CVS Corp. said Thursday that its merger with pharmacy benefits manager Caremark Rx, a deal worth roughly $24 billion, has been formally closed.
The new company, called CVS/Caremark Corp., will trade on the New York Stock Exchange under the symbol CVS.
Tom Ryan, CVS/Caremark’s president and chief executive officer, said in a statement that the “landmark merger…will offer end-to-end services, from plan design to prescription fulfillment, as well as the opportunity to improve clinical outcomes, which will result in better control over health care costs for employers and plan providers.”
The closure comes after months of heated bidding for Caremark by rivals CVS and Express Scripts Inc., another pharmacy benefits manager.

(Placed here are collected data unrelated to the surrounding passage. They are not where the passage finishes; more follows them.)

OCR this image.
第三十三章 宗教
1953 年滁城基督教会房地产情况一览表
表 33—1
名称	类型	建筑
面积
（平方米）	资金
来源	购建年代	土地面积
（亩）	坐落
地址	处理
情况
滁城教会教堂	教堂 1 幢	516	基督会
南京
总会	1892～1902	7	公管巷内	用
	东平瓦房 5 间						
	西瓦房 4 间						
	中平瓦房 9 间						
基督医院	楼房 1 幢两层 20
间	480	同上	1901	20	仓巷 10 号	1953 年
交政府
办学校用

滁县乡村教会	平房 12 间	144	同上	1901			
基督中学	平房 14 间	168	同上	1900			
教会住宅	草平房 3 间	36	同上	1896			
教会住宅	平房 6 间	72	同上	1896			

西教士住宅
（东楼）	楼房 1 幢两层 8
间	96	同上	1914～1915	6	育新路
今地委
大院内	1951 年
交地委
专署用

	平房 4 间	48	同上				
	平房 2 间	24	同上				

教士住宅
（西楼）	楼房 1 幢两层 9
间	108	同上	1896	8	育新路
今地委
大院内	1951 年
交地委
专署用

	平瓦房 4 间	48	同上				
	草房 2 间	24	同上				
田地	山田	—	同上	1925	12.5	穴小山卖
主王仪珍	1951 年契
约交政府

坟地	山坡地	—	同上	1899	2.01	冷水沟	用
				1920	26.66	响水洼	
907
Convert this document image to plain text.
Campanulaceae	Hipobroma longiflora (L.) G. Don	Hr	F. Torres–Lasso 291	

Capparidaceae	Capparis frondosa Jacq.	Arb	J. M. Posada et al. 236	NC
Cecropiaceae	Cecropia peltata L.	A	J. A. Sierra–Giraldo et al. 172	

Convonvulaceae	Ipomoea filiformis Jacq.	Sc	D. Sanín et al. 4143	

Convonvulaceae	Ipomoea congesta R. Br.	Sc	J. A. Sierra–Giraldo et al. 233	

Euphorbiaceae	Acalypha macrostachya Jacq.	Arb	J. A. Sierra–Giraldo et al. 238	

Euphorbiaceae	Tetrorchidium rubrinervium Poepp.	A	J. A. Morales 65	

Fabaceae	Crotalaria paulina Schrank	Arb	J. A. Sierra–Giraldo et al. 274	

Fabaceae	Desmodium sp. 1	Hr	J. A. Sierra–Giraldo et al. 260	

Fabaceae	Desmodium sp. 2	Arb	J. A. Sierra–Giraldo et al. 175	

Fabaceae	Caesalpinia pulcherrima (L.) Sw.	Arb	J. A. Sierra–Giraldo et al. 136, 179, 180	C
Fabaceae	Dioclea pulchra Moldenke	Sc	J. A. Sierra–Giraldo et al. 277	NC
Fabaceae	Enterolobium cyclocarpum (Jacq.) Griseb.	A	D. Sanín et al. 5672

CVS and Caremark announced their plan to merge in November, a deal that, at the time, was valued at about $21 billion. A month later, Express Scripts made a significantly higher hostile bid for Caremark that was valued at $26 billion.
In January, however, Caremark’s board rejected the Express Scripts offer, citing “insurmountable antitrust risks” of the merger of two pharmacy benefits managers. Caremark affirmed its “strong commitment” to the CVS merger, noting that a combined CVS/Caremark would have 21,000 pharmacists and nurse practitioners, along with Caremark’s 2,000 health plan sponsors and their participants.
The deal cleared a major hurdle late last week, when shareholders of both CVS and Caremark approved the merger.
The CVS deal pairs a top drugstore chain with a business based largely on prescription benefit management and home delivery.
U.S. drugstore chains have been pressured by Wal-Mart Stores Inc., which announced last year it would lower its prices for a 30-day supply of selected generic prescriptions to $4. An upside of the CVS/Caremark deal, Caremark said in a statement in January, would be “increased generic substitution rates.”
CVS/Caremark said Thursday that it plans to make a cash offer in about five business days for 150 million, or about 10 percent, of its outstanding shares at a price of $35 a share.
CVS shares fell 1 percent to end trading Thursday at $34.31, while Caremark’s stock was discontinued.